Developing a service using secrets

Secrets Manager details

The Secrets Manager provides secure storage for sensitive information like authentication credentials or encryption keys. These secrets are securely deployed by IEAM so that only the services configured to receive a secret will have access to it. The Hello Secret World Example provides an overview of how to exploit secrets in an edge service.

IEAM supports the use of Hashicorp Vault as the Secrets Manager. Secrets created using the hzn CLI are mapped to Vault secrets using the KV V2 Secrets Engine. This means that the details of every IEAM secret are composed of a key and a value. Both are stored as part of the details of the secret, and both can be set to any string value. A common usage of this feature is to provide the type of secret on the key and sensitive information as the value. For example, set the key to "basicauth" and set the value to "user:password". In so doing, the service developer can interrogate the type of secret, enabling the service code to handle the value correctly.

The names of secrets in the Secrets Manager are never known by a service implementation. It is not possible to convey information from the vault to a service implementation using the name of a secret.

Secrets are stored in the KV V2 Secrets Engine by prefixing the secret name with openhorizon and the user's organization. This ensures that secrets created by IEAM users are isolated from other uses of the Vault by other integrations, and it ensures that multi-tenant isolation is maintained.

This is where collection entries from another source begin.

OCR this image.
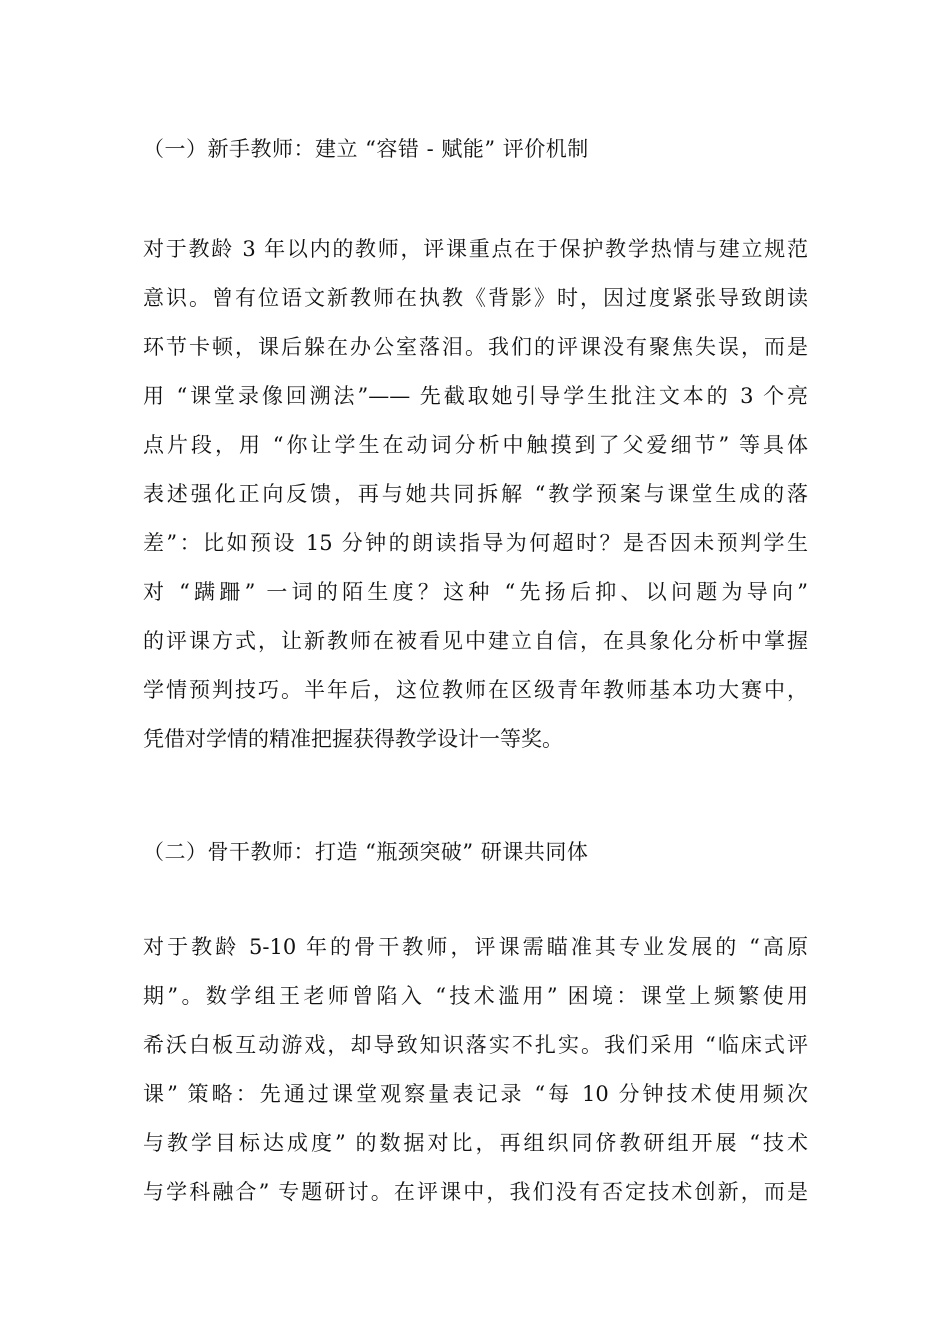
（一）新手教师：建立 “容错 - 赋能” 评价机制
对于教龄 3 年以内的教师，评课重点在于保护教学热情与建立规范
意识。曾有位语文新教师在执教《背影》时，因过度紧张导致朗读
环节卡顿，课后躲在办公室落泪。我们的评课没有聚焦失误，而是
用 “课堂录像回溯法”—— 先截取她引导学生批注文本的 3 个亮
点片段，用 “你让学生在动词分析中触摸到了父爱细节” 等具体
表述强化正向反馈，再与她共同拆解 “教学预案与课堂生成的落
差”：比如预设 15 分钟的朗读指导为何超时？是否因未预判学生
对 “蹒跚” 一词的陌生度？这种 “先扬后抑、以问题为导向”
的评课方式，让新教师在被看见中建立自信，在具象化分析中掌握
学情预判技巧。半年后，这位教师在区级青年教师基本功大赛中，
凭借对学情的精准把握获得教学设计一等奖。
（二）骨干教师：打造 “瓶颈突破” 研课共同体
对于教龄 5-10 年的骨干教师，评课需瞄准其专业发展的 “高原
期”。数学组王老师曾陷入 “技术滥用” 困境：课堂上频繁使用
希沃白板互动游戏，却导致知识落实不扎实。我们采用 “临床式评
课” 策略：先通过课堂观察量表记录 “每 10 分钟技术使用频次
与教学目标达成度” 的数据对比，再组织同侪教研组开展 “技术
与学科融合” 专题研讨。在评课中，我们没有否定技术创新，而是
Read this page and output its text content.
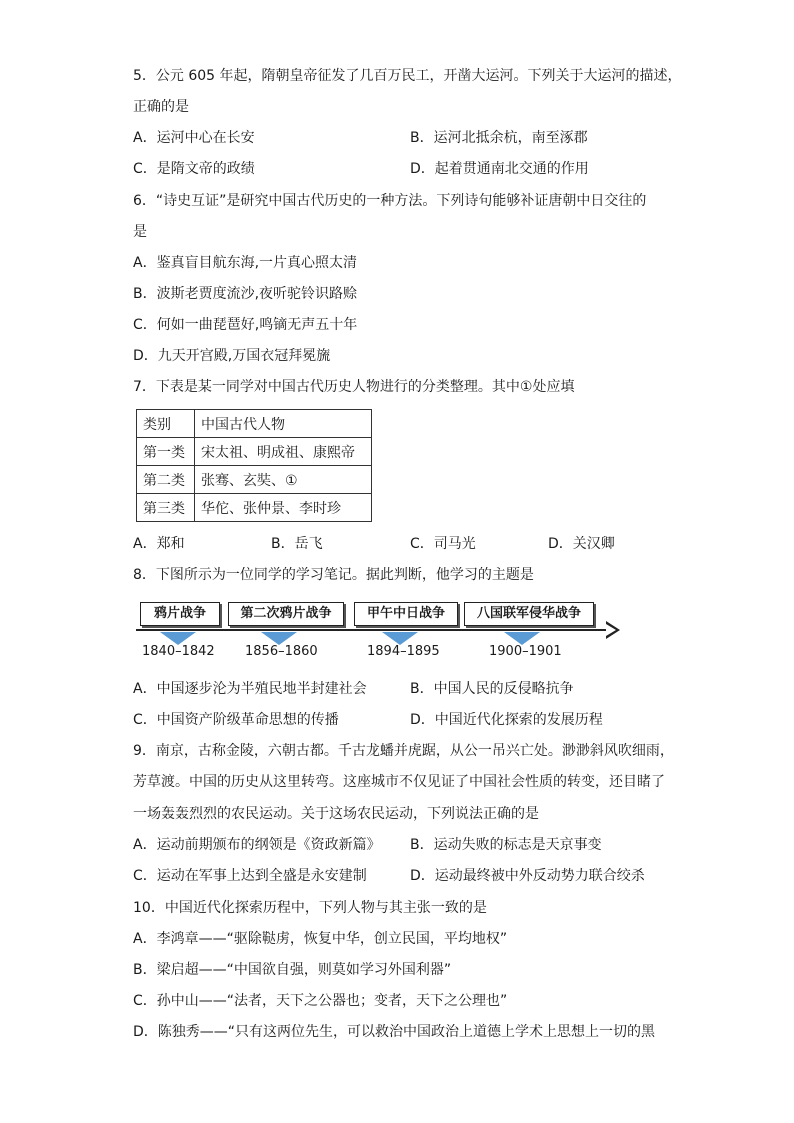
5．公元 605 年起，隋朝皇帝征发了几百万民工，开凿大运河。下列关于大运河的描述，
正确的是
A．运河中心在长安	B．运河北抵余杭，南至涿郡
C．是隋文帝的政绩	D．起着贯通南北交通的作用
6．“诗史互证”是研究中国古代历史的一种方法。下列诗句能够补证唐朝中日交往的
是
A．鉴真盲目航东海,一片真心照太清
B．波斯老贾度流沙,夜听驼铃识路赊
C．何如一曲琵琶好,鸣镝无声五十年
D．九天开宫殿,万国衣冠拜冕旒
7．下表是某一同学对中国古代历史人物进行的分类整理。其中①处应填
类别	中国古代人物
第一类	宋太祖、明成祖、康熙帝
第二类	张骞、玄奘、①
第三类	华佗、张仲景、李时珍
A．郑和	B．岳飞	C．司马光	D．关汉卿
8．下图所示为一位同学的学习笔记。据此判断，他学习的主题是
鸦片战争	第二次鸦片战争	甲午中日战争	八国联军侵华战争
1840–1842 1856–1860	1894–1895	1900–1901
A．中国逐步沦为半殖民地半封建社会	B．中国人民的反侵略抗争
C．中国资产阶级革命思想的传播	D．中国近代化探索的发展历程
9．南京，古称金陵，六朝古都。千古龙蟠并虎踞，从公一吊兴亡处。渺渺斜风吹细雨，
芳草渡。中国的历史从这里转弯。这座城市不仅见证了中国社会性质的转变，还目睹了
一场轰轰烈烈的农民运动。关于这场农民运动，下列说法正确的是
A．运动前期颁布的纲领是《资政新篇》 B．运动失败的标志是天京事变
C．运动在军事上达到全盛是永安建制	D．运动最终被中外反动势力联合绞杀
10．中国近代化探索历程中，下列人物与其主张一致的是
A．李鸿章——“驱除鞑虏，恢复中华，创立民国，平均地权”
B．梁启超——“中国欲自强，则莫如学习外国利器”
C．孙中山——“法者，天下之公器也；变者，天下之公理也”
D．陈独秀——“只有这两位先生，可以救治中国政治上道德上学术上思想上一切的黑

Secret names are managed by IEAM org admins (or users when using user private secrets). Vault Access Control Lists (ACLs) control which secrets an IEAM user is able to manage. This is accomplished through a Vault authentication plugin that delegates user authentication to the IEAM exchange. Upon successfully authenticating a user, the authentication plugin in the Vault will create a set of ACL policies specific to this user. A user with admin privileges in the exchange can:

• Add, remove, read and list all organization wide secrets.
• Add, remove, read and list all secrets private to that user.
• Remove and list the user private secrets of other users in the org, but cannot add or read those secrets.

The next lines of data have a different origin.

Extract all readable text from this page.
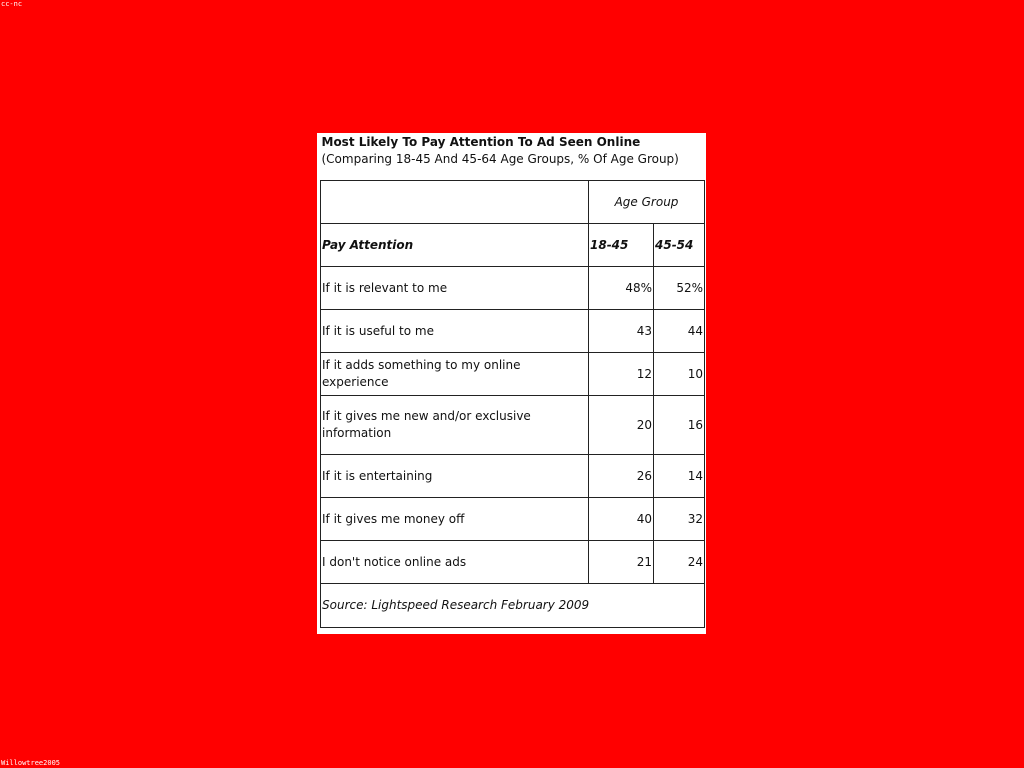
cc-nc
Willowtree2005
Most Likely To Pay Attention To Ad Seen Online (Comparing 18-45 And 45-64 Age Groups, % Of Age Group)		
	Age Group	
Pay Attention	18-45	45-54
If it is relevant to me	48%	52%
If it is useful to me	43	44
If it adds something to my online experience	12	10
If it gives me new and/or exclusive information	20	16
If it is entertaining	26	14
If it gives me money off	40	32
I don't notice online ads	21	24
Source: Lightspeed Research February 2009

A user without admin privileges can:

• List all organization wide secrets, but cannot add, remove or read them.
• Add, remove, read and list all secrets private to that user.

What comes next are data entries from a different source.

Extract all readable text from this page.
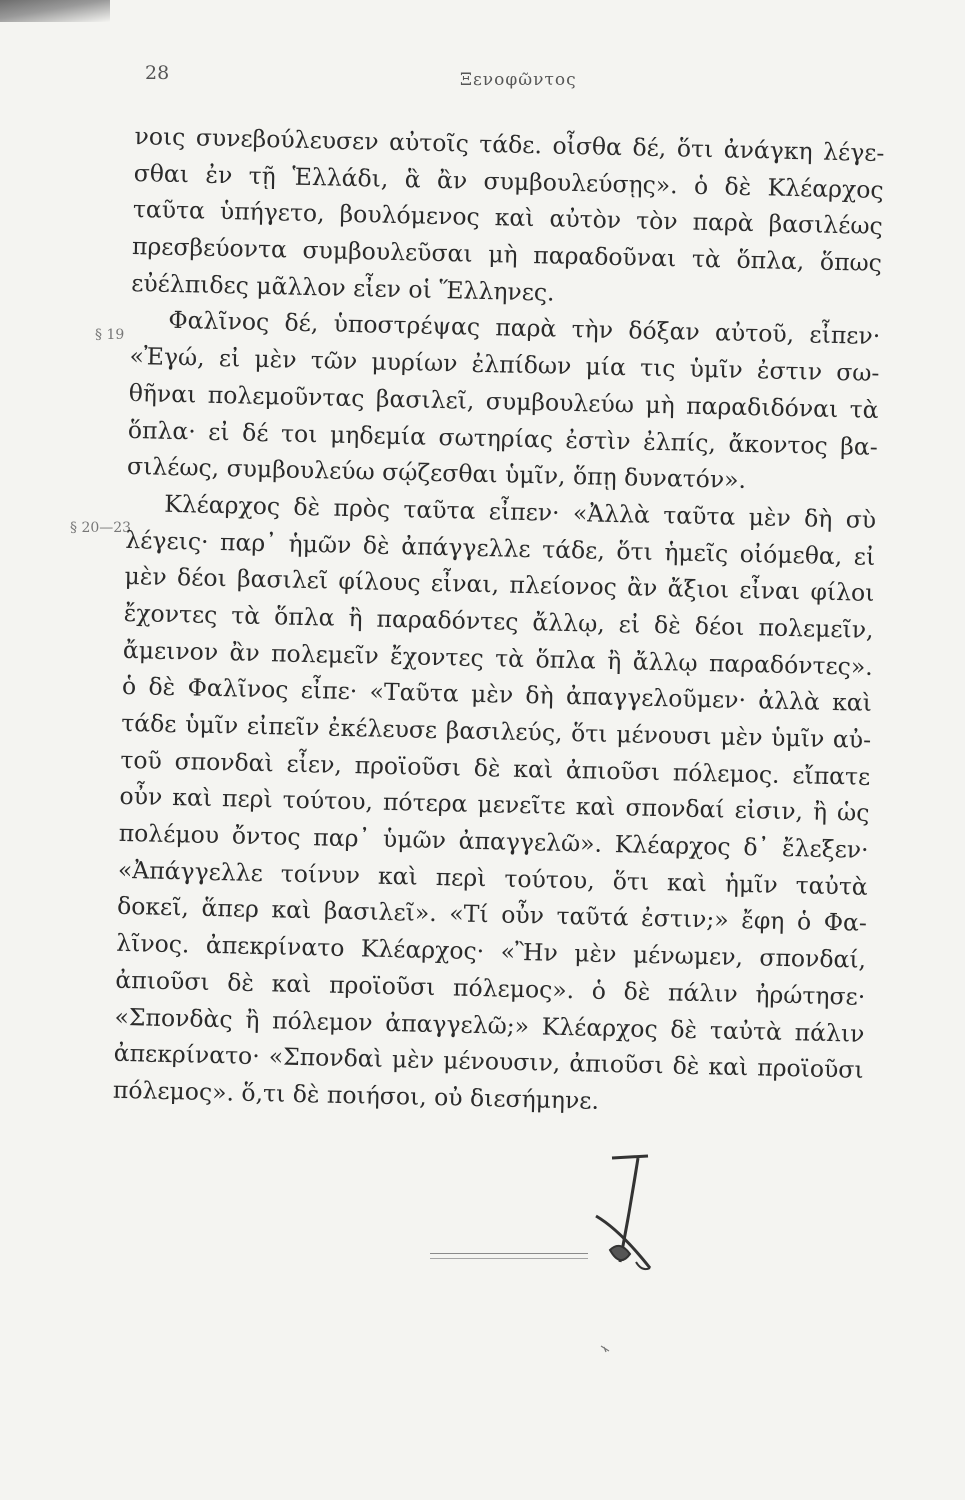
28	Ξενοφῶντος
§ 19
§ 20—23
νοις συνεβούλευσεν αὐτοῖς τάδε. οἶσθα δέ, ὅτι ἀνάγκη λέγε-
σθαι ἐν τῇ Ἑλλάδι, ἃ ἂν συμβουλεύσῃς». ὁ δὲ Κλέαρχος
ταῦτα ὑπήγετο, βουλόμενος καὶ αὐτὸν τὸν παρὰ βασιλέως
πρεσβεύοντα συμβουλεῦσαι μὴ παραδοῦναι τὰ ὅπλα, ὅπως
εὐέλπιδες μᾶλλον εἶεν οἱ Ἕλληνες.
Φαλῖνος δέ, ὑποστρέψας παρὰ τὴν δόξαν αὐτοῦ, εἶπεν·
«Ἐγώ, εἰ μὲν τῶν μυρίων ἐλπίδων μία τις ὑμῖν ἐστιν σω-
θῆναι πολεμοῦντας βασιλεῖ, συμβουλεύω μὴ παραδιδόναι τὰ
ὅπλα· εἰ δέ τοι μηδεμία σωτηρίας ἐστὶν ἐλπίς, ἄκοντος βα-
σιλέως, συμβουλεύω σῴζεσθαι ὑμῖν, ὅπῃ δυνατόν».
Κλέαρχος δὲ πρὸς ταῦτα εἶπεν· «Ἀλλὰ ταῦτα μὲν δὴ σὺ
λέγεις· παρ᾿ ἡμῶν δὲ ἀπάγγελλε τάδε, ὅτι ἡμεῖς οἰόμεθα, εἰ
μὲν δέοι βασιλεῖ φίλους εἶναι, πλείονος ἂν ἄξιοι εἶναι φίλοι
ἔχοντες τὰ ὅπλα ἢ παραδόντες ἄλλῳ, εἰ δὲ δέοι πολεμεῖν,
ἄμεινον ἂν πολεμεῖν ἔχοντες τὰ ὅπλα ἢ ἄλλῳ παραδόντες».
ὁ δὲ Φαλῖνος εἶπε· «Ταῦτα μὲν δὴ ἀπαγγελοῦμεν· ἀλλὰ καὶ
τάδε ὑμῖν εἰπεῖν ἐκέλευσε βασιλεύς, ὅτι μένουσι μὲν ὑμῖν αὐ-
τοῦ σπονδαὶ εἶεν, προϊοῦσι δὲ καὶ ἀπιοῦσι πόλεμος. εἴπατε
οὖν καὶ περὶ τούτου, πότερα μενεῖτε καὶ σπονδαί εἰσιν, ἢ ὡς
πολέμου ὄντος παρ᾿ ὑμῶν ἀπαγγελῶ». Κλέαρχος δ᾿ ἔλεξεν·
«Ἀπάγγελλε τοίνυν καὶ περὶ τούτου, ὅτι καὶ ἡμῖν ταὐτὰ
δοκεῖ, ἅπερ καὶ βασιλεῖ». «Τί οὖν ταῦτά ἐστιν;» ἔφη ὁ Φα-
λῖνος. ἀπεκρίνατο Κλέαρχος· «Ἢν μὲν μένωμεν, σπονδαί,
ἀπιοῦσι δὲ καὶ προϊοῦσι πόλεμος». ὁ δὲ πάλιν ἠρώτησε·
«Σπονδὰς ἢ πόλεμον ἀπαγγελῶ;» Κλέαρχος δὲ ταὐτὰ πάλιν
ἀπεκρίνατο· «Σπονδαὶ μὲν μένουσιν, ἀπιοῦσι δὲ καὶ προϊοῦσι
πόλεμος». ὅ,τι δὲ ποιήσοι, οὐ διεσήμηνε.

The IEAM Agbot also has access to secrets in order to be able to deploy them to edge nodes. The Agbot maintains a renewable login to the Vault and is given ACL policies specific to its purposes. An Agbot can:

• Read org wide secrets and any user private secret in any org, but it cannot add, remove or list any secrets.

The Exchange root user and Exchange hub admins have no permissions in the Vault. See Role-Based Access Control for more info on these roles.